Llewellyn King: The Internet — where lies tangle with truth

“The Internet Messenger,” by Buky Schwartz, in Holon, Israel

“The Internet Messenger,” by Buky Schwartz, in Holon, Israel

WEST WARWICK, R.I. 

In this, the Information Age, truth was supposed to be the great product of the times. Spread at the speed of light, and majestically transparent, the world of irrefutable truth was supposed to be available at the click of a key.

The Internet was to be like “Guinness World Records,” conceived by Sir Hugh Beaver, managing director of the Guinness Brewery, when he missed a shot while bird hunting in Ireland in 1951. This resulted in an argument between him and his hosts about the fastest game bird in Europe, the golden plover (which he missed) or the red grouse. The idea for a reference book that would settle that sort of thing was born, which could help promote Guinness and settle barroom disputes.

The first edition was published as “The Guinness Book of Records” in 1955 and was an instant bestseller. You might have thought that there was a thirst for truth as well as beer.

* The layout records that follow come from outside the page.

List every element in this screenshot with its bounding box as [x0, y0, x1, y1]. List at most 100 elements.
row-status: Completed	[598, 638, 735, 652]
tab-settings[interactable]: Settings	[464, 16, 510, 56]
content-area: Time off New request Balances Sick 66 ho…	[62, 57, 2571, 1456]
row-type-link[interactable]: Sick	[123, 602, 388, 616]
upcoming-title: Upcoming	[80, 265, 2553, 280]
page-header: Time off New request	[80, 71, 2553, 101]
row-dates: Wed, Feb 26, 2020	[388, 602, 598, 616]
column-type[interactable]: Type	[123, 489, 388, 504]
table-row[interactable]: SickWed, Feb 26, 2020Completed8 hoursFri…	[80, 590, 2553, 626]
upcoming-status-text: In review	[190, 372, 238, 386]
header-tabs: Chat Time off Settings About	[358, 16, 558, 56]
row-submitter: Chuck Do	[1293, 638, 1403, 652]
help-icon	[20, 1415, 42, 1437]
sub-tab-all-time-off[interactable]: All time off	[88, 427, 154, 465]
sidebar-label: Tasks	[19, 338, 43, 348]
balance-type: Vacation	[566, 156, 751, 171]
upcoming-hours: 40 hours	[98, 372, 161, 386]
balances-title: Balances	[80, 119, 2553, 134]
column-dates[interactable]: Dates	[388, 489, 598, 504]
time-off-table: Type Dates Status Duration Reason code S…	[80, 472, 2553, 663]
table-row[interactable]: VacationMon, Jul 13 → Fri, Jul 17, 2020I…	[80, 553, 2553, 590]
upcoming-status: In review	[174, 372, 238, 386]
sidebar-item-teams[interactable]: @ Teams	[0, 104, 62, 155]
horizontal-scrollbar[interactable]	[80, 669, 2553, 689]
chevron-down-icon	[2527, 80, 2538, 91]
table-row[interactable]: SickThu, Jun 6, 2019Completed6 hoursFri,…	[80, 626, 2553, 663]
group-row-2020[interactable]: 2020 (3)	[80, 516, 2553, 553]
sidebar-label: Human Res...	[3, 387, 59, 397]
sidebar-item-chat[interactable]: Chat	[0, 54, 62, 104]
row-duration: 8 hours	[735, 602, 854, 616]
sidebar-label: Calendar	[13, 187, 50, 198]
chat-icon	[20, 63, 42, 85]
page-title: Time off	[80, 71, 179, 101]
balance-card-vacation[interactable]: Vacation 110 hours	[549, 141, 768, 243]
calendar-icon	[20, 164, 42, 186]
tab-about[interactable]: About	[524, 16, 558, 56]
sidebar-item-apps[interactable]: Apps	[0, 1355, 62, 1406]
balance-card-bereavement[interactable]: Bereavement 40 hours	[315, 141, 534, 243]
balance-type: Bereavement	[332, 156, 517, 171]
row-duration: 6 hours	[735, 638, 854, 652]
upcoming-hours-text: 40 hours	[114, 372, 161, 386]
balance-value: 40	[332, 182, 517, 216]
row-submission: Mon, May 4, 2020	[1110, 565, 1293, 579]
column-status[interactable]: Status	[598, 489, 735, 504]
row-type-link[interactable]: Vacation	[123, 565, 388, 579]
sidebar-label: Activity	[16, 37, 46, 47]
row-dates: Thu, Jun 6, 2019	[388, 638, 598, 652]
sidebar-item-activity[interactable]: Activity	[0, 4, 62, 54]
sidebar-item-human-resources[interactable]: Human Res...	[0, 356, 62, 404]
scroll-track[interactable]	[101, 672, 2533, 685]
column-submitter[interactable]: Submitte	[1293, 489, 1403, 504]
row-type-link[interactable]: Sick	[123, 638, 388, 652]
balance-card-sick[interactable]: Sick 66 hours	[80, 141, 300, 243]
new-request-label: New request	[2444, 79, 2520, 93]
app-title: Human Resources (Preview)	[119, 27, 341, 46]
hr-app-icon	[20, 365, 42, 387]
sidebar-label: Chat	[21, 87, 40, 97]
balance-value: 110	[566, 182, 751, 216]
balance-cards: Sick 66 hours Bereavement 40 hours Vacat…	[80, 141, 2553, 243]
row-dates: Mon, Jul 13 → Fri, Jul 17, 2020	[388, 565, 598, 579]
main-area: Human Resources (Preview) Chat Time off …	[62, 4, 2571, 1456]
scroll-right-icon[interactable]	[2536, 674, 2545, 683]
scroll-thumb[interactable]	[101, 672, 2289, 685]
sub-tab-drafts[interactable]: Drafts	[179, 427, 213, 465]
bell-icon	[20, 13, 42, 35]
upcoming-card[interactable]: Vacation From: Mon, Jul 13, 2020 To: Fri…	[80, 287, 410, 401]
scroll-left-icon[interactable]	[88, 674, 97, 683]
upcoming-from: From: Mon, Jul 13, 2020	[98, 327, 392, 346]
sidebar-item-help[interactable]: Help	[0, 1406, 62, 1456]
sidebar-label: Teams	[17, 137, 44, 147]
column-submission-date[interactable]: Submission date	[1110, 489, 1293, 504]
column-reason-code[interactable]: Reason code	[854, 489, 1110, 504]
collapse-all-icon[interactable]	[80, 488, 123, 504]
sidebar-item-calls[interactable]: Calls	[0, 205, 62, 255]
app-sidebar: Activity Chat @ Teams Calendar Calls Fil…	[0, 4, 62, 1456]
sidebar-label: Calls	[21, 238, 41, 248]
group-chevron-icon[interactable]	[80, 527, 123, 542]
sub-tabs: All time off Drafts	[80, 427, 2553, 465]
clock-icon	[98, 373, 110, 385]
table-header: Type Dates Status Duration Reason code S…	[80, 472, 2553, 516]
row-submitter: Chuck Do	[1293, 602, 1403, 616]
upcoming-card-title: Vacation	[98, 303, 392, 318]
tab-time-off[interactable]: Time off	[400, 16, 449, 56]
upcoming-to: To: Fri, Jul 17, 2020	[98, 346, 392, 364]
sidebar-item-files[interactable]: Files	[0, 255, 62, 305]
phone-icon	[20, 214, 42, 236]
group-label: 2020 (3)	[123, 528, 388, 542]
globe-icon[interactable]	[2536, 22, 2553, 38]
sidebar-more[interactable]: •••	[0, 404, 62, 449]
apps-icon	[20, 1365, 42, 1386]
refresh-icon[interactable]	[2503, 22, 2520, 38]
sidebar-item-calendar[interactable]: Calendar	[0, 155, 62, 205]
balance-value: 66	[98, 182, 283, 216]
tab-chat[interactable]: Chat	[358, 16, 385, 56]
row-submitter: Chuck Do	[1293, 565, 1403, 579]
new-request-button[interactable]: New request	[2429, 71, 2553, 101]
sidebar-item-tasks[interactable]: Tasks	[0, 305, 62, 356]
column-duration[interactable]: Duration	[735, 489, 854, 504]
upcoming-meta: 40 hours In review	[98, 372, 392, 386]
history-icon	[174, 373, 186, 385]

Despite the U.S. Supreme Court’s (dominated by Republican justices) repeated rejection of any suggestion that the presidential election of 2020 was fraudulent and that it wasn’t won by Joe Biden, the Republican governor of Texas, Greg Abbott, has called a rare special session of the Texas legislature to pass a restrictive voting package that will likely include the power for the legislature to overturn any election result it deems fraudulent.

This is happening across Republican-controlled states. They are ready to fix something big that isn’t broken.

Abbott has called the special session because the Texas legislature -- thanks to the Democrats denying him quorum in a parliamentary procedure -- didn’t get what amounts to a rollback of democracy in the regular session. Second time lucky.

What these Republicans are doing is equivalent to forcing men to wear blinders so they don’t stare at naked women on our streets, even though there are no naked women on our streets. Better be sure.

Behind all this rebuttal of truth is the Big Lie. It is promoted, cherished and burnished by Donald Trump and those who swallowed his brand of fact-free ideology. The Big Lie is with us and will cast its shadow of pernicious doubt over future elections down through time. The loser will cry fraud and state lawmakers will, under the new scheme of things, be entitled to overturn election results, violating the will of the people to serve their own political goals.

Mark Twain wrote a short essay in 1880 entitled “On the Decay of the Art of Lying.” If Twain were alive today, he might be tempted to retitle his work “The Ascent of the Art of Lying.”

The extraordinary thing about the Big Lie is its blatancy; the fact that it has been found untrue by the courts and by every investigation, yet it rolls on like the Mississippi, unyielding to fact, unimpeded by truth.

The Big Lie is an avalanche of political desire over democratic fact. It introduces corrosive doubt where there is no justification. It is a virus in the body politic that may go dormant but won’t be eradicated. The host body, democracy, is weakened and the infection can flare at any time, triggered by political ambition.

Historically, there have been primary sources of information and tertiary sources of doubt or refutation. For example, some believed that the oil companies were sitting on a gasoline substitute that would convert water to fuel. That is a falsehood that has been spread since the internal combustion engine created a need for gasoline. It was believed by a few conspiracy theorists and laughed off by most people.

When the fax machine came into being in the mid-1970s there were those who thought that the Saudi Arabian regime would fall because information about liberal society was getting into the country. Instead, Saudi conservatism hardened and there was no great liberalization. Today Saudis are online and there is no uprising, no government in exile, no large expatriate community seeking change. Truth hasn’t overwhelmed belief.

It is an awful truism that people believe what they want to believe, even if that requires the suppression of logic and the overthrow of fact. Gradually all facts become suspect, and the lie fights hand to hand with the truth.

As newspaper people joke, “Don’t let the facts stand in the way of a good story.” Democracy isn’t a good story; it is the great story of human governance. And it is being subverted by lies.